Today’s trading on U.S. stock markets left the Wilshire 5000 Total Market Full-Cap index 17 percent below its September high. How low will the market go? When will it bounce back? There’s no way to know, which is the main message of “Shiller’s Folly” and “More Stock-Market Analysis“.
Herewith are three relevant exhibits based on the S&P Composite index as reconstructed by Robert Shiller (commentary follows):
In the following notes, price refers to the value of the index; real price is the inflation-adjusted value of the index; total return is the value with dividends reinvested; real total return is the inflation-adjusted value of total return.
- The real price trend represents an annualized gain of 1.8 percent (through November 2018).
- The real total return trend represents an annualized gain of 6.5 percent (through September 2018).
- In month-to-month changes, real price has gone up 56 percent of the time; real total return has gone up 61 percent of the time.
- Real price has been in a major decline about 24 percent of the time, where a major decline is defined as a real price drop of more than 25 percent over a span of at least 6 months.
- The picture is a bit less bleak for total returns (about 20 percent of the time) because the reinvestment of dividends somewhat offsets price drops.
- Holding a broad-market index fund is never a sure thing.

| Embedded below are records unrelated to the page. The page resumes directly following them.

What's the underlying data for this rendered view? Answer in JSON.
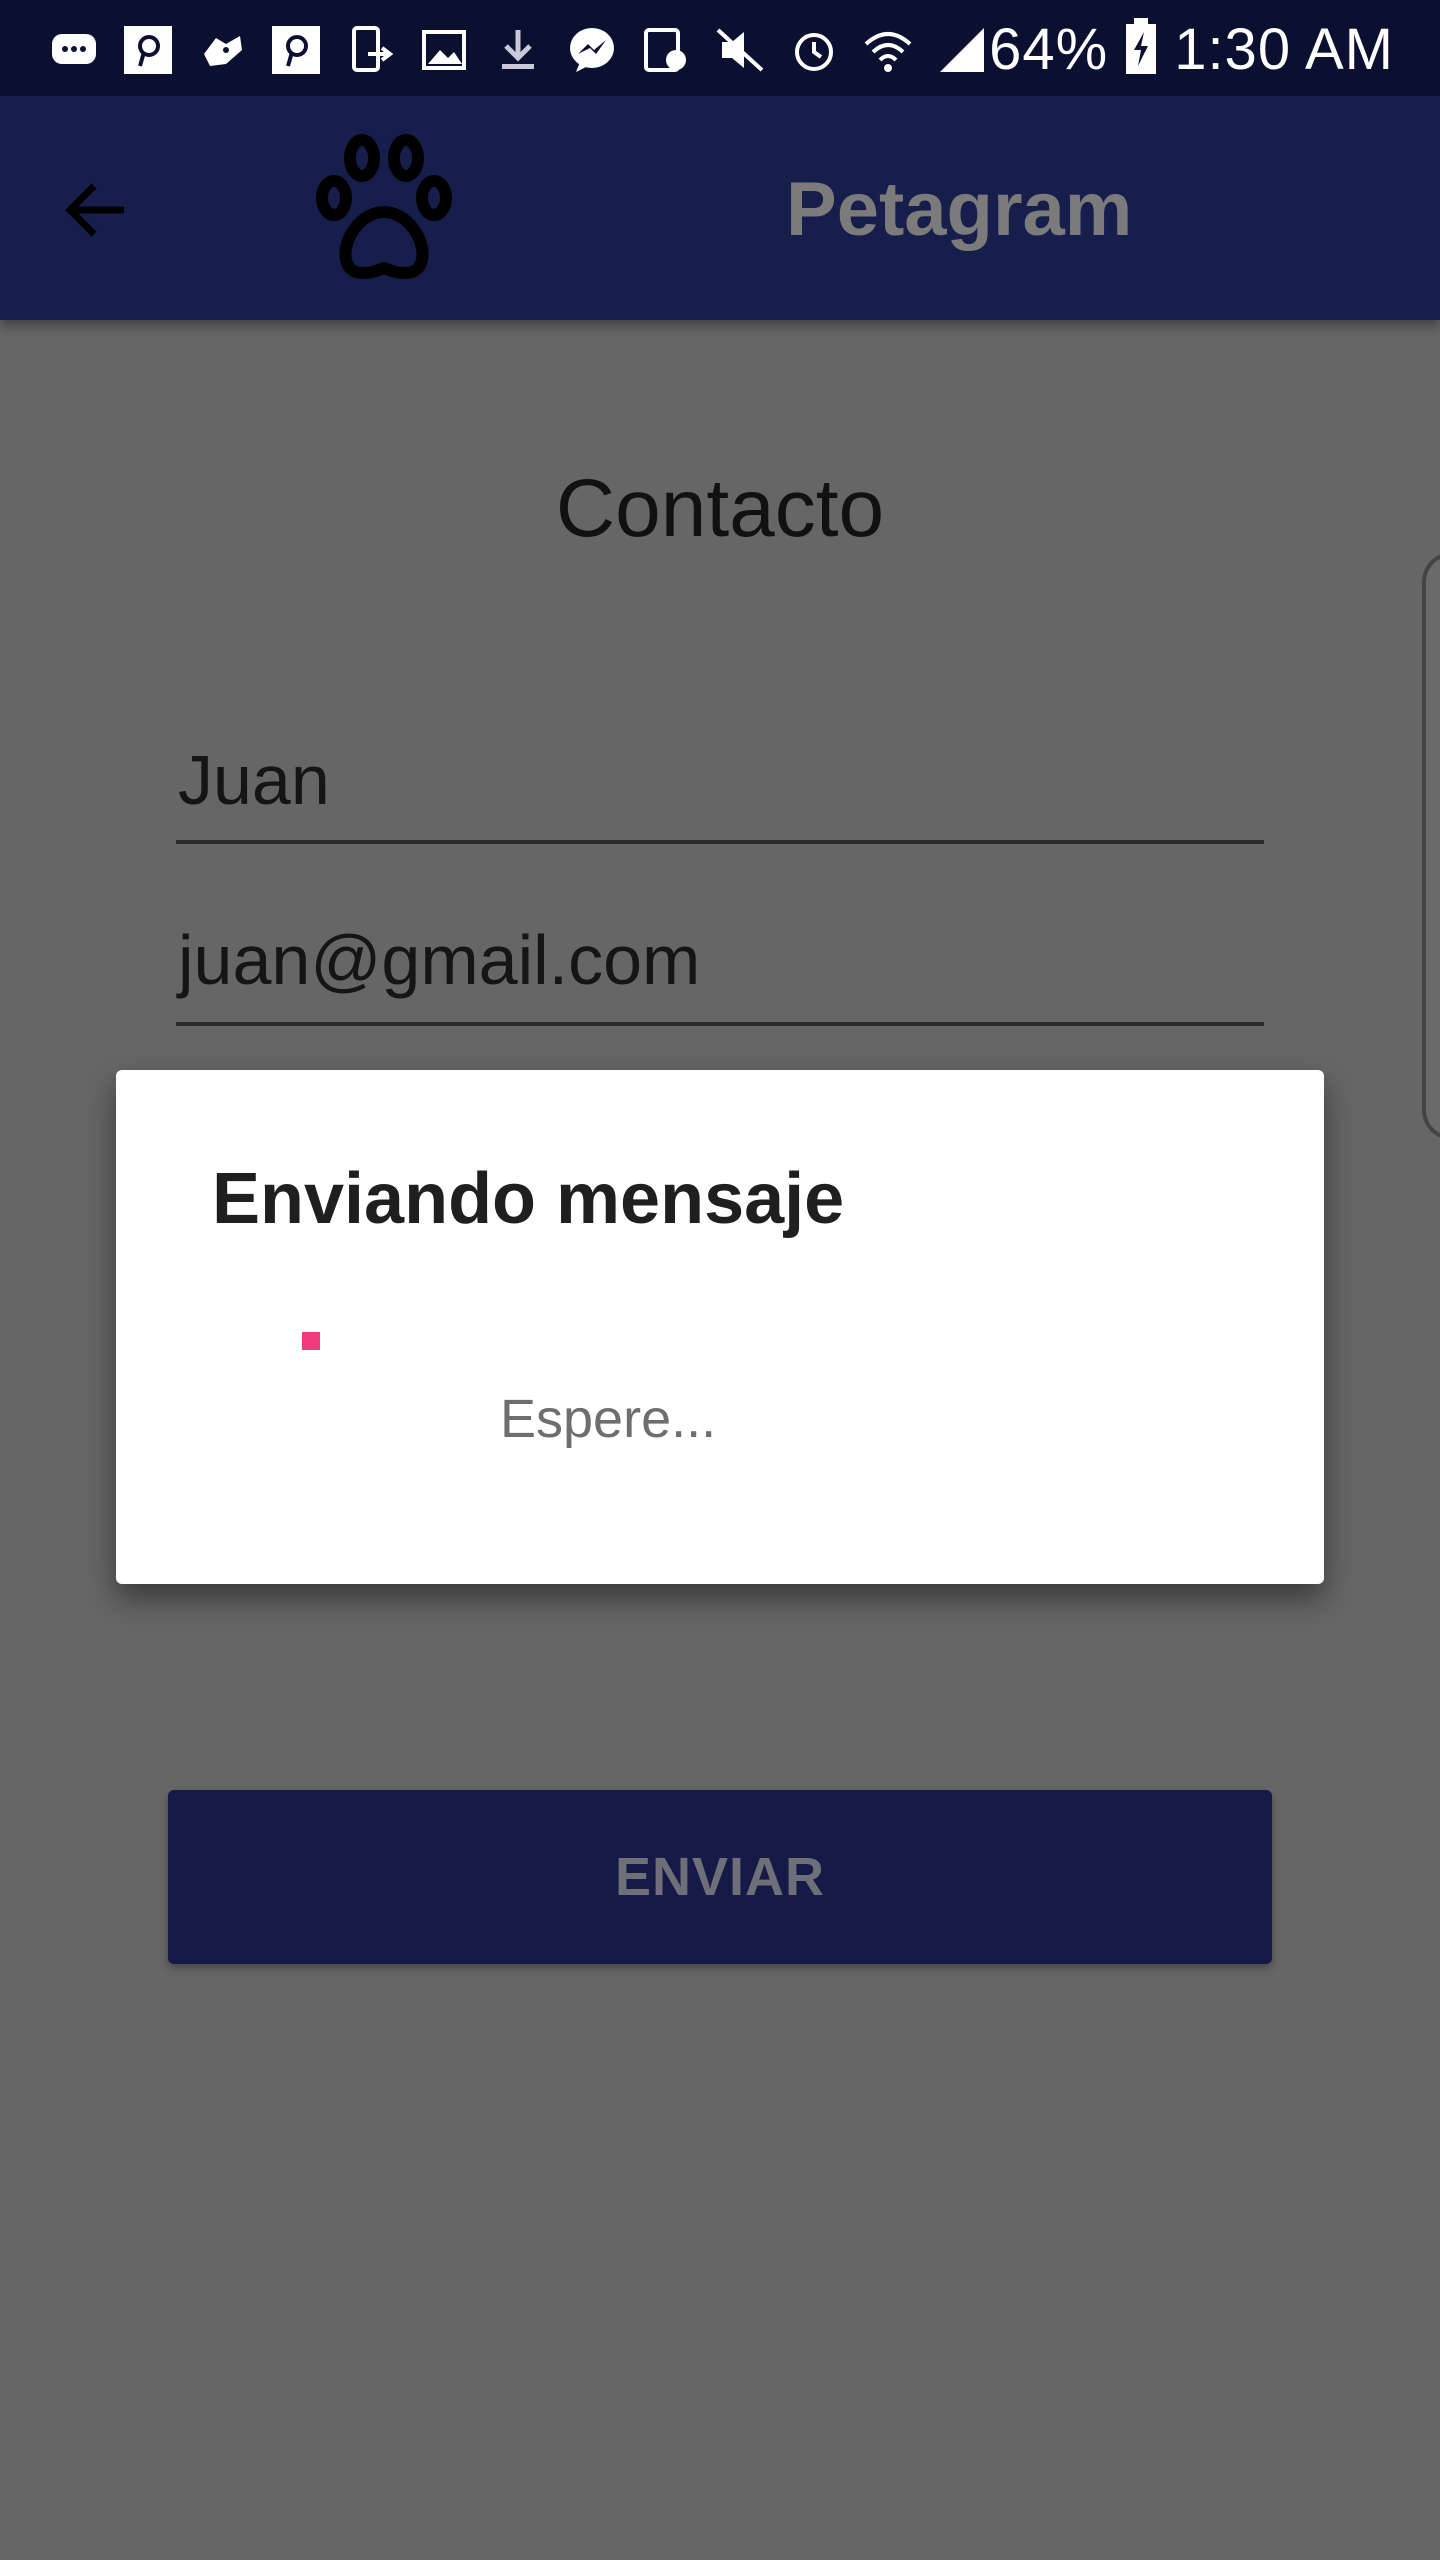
{
  "status_bar": {
    "battery": "64%",
    "time": "1:30 AM",
    "icons": [
      "messages-icon",
      "pinterest-icon",
      "game-controller-icon",
      "pinterest-icon",
      "phone-transfer-icon",
      "gallery-icon",
      "download-icon",
      "messenger-icon",
      "calendar-icon",
      "mute-icon",
      "alarm-icon",
      "wifi-icon",
      "signal-icon",
      "battery-charging-icon"
    ]
  },
  "app_bar": {
    "title": "Petagram",
    "back_icon": "arrow-back-icon",
    "logo_icon": "paw-icon"
  },
  "form": {
    "heading": "Contacto",
    "name_value": "Juan",
    "email_value": "juan@gmail.com",
    "submit_label": "ENVIAR"
  },
  "dialog": {
    "title": "Enviando mensaje",
    "message": "Espere...",
    "spinner_color": "#ef3b7c"
  },
  "colors": {
    "primary": "#181e4c",
    "status_bar": "#0c1030",
    "accent": "#ef3b7c"
  }
}
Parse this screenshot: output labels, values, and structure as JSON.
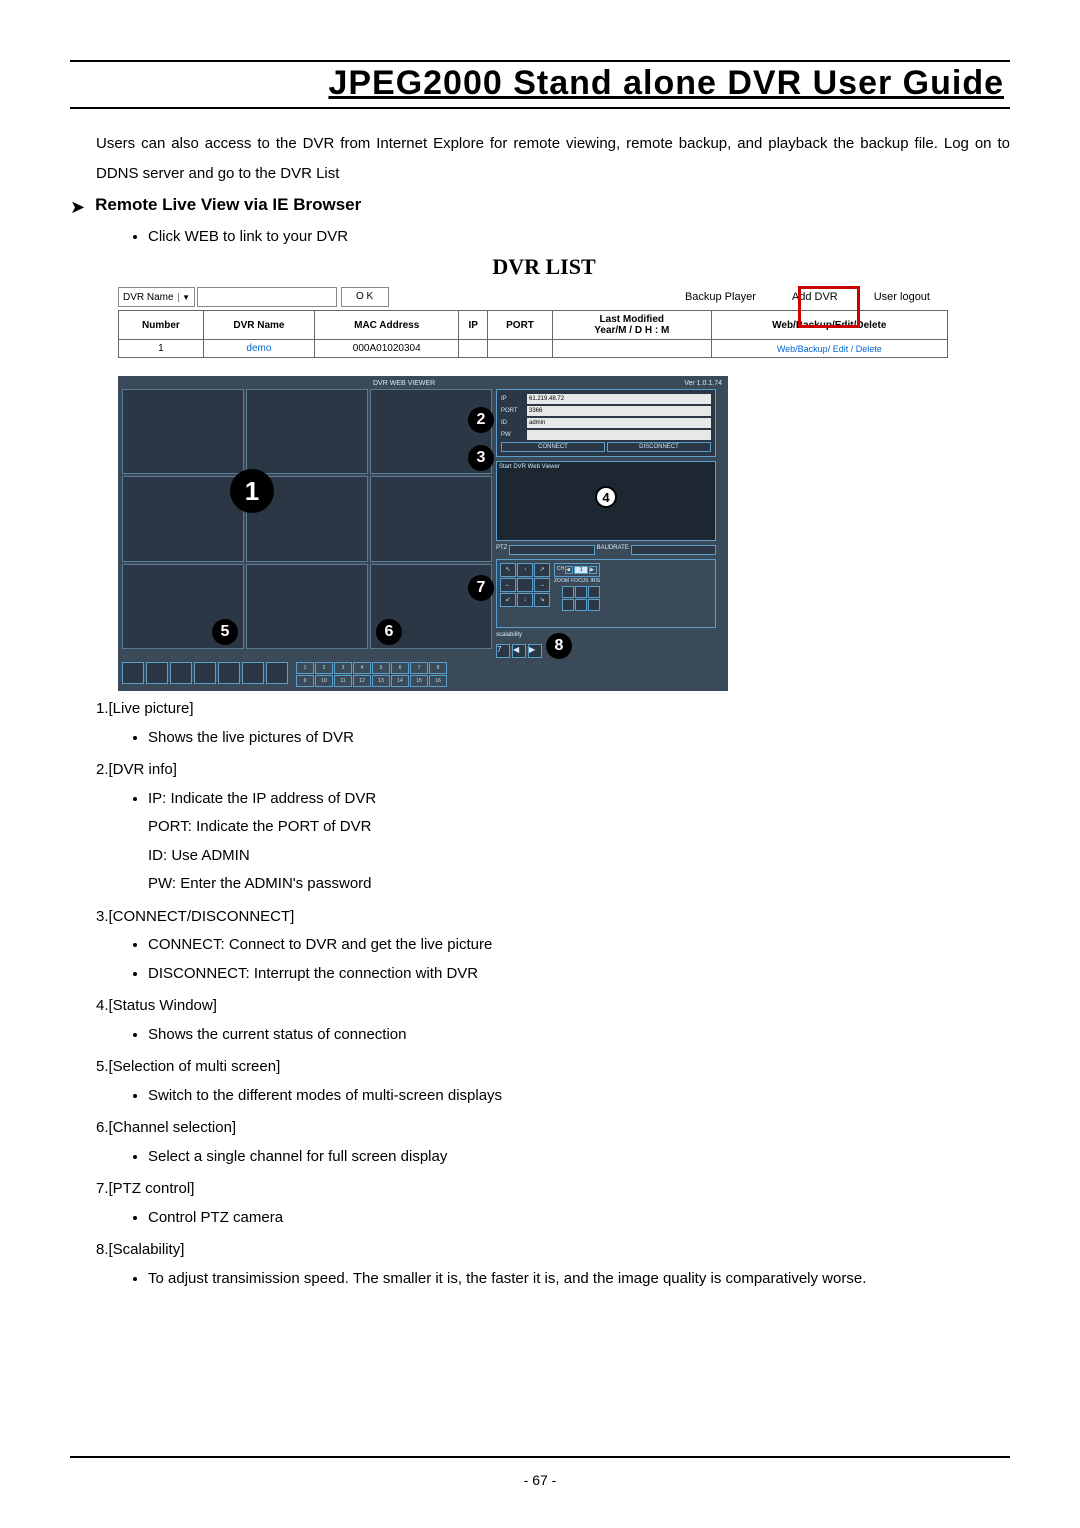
{
  "doc_title": "JPEG2000  Stand  alone  DVR  User  Guide",
  "intro": "Users can also access to the DVR from Internet Explore for remote viewing, remote backup, and playback the backup file. Log on to DDNS server and go to the DVR List",
  "section_heading": "Remote Live View via IE Browser",
  "bullet_click_web": "Click WEB to link to your DVR",
  "fig_title": "DVR LIST",
  "top": {
    "dvr_name_label": "DVR Name",
    "ok_btn": "O K",
    "backup_player": "Backup Player",
    "add_dvr": "Add DVR",
    "user_logout": "User logout"
  },
  "table": {
    "headers": [
      "Number",
      "DVR Name",
      "MAC Address",
      "IP",
      "PORT",
      "Last Modified\nYear/M / D  H : M",
      "Web/Backup/Edit/Delete"
    ],
    "row": {
      "num": "1",
      "name": "demo",
      "mac": "000A01020304",
      "ip": "",
      "port": "",
      "mod": "",
      "act": "Web/Backup/ Edit / Delete"
    }
  },
  "viewer": {
    "top_left": "DVR WEB VIEWER",
    "top_right": "Ver 1.0.1.74",
    "ip_label": "IP",
    "ip_val": "61.219.48.72",
    "port_label": "PORT",
    "port_val": "3366",
    "id_label": "ID",
    "id_val": "admin",
    "pw_label": "PW",
    "pw_val": "",
    "connect": "CONNECT",
    "disconnect": "DISCONNECT",
    "status_text": "Start DVR Web Viewer",
    "ptz": "PTZ",
    "baud": "BAUDRATE",
    "ch_head": "CH",
    "zoom": "ZOOM",
    "focus": "FOCUS",
    "iris": "IRIS",
    "scal": "scalability"
  },
  "items": [
    {
      "h": "1.[Live picture]",
      "b": [
        "Shows the live pictures of DVR"
      ]
    },
    {
      "h": "2.[DVR info]",
      "b": [
        "IP: Indicate the IP address of DVR"
      ],
      "sub": [
        "PORT: Indicate the PORT of DVR",
        "ID: Use ADMIN",
        "PW: Enter the ADMIN's password"
      ]
    },
    {
      "h": "3.[CONNECT/DISCONNECT]",
      "b": [
        "CONNECT: Connect to DVR and get the live picture",
        "DISCONNECT: Interrupt the connection with DVR"
      ]
    },
    {
      "h": "4.[Status Window]",
      "b": [
        "Shows the current status of connection"
      ]
    },
    {
      "h": "5.[Selection of multi screen]",
      "b": [
        "Switch to the different modes of multi-screen displays"
      ]
    },
    {
      "h": "6.[Channel selection]",
      "b": [
        "Select a single channel for full screen display"
      ]
    },
    {
      "h": "7.[PTZ control]",
      "b": [
        "Control PTZ camera"
      ]
    },
    {
      "h": "8.[Scalability]",
      "b": [
        "To adjust transimission speed. The smaller it is, the faster it is, and the image quality is comparatively worse."
      ]
    }
  ],
  "page_num": "- 67 -"
}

Returns fluctuate wildly. Impressive real returns (e.g., 20 percent and higher) are possible in the shorter run (e.g., 5-10 years), but so are significantly negative returns. Holding a fund longer reduces the risk of a negative return while also suppressing potential gains.
- Long-run real returns of greater than 5 percent a year are not to be scoffed at. It takes a lot of research, patience, and luck to do better than that with individual stocks and specialized mutual funds.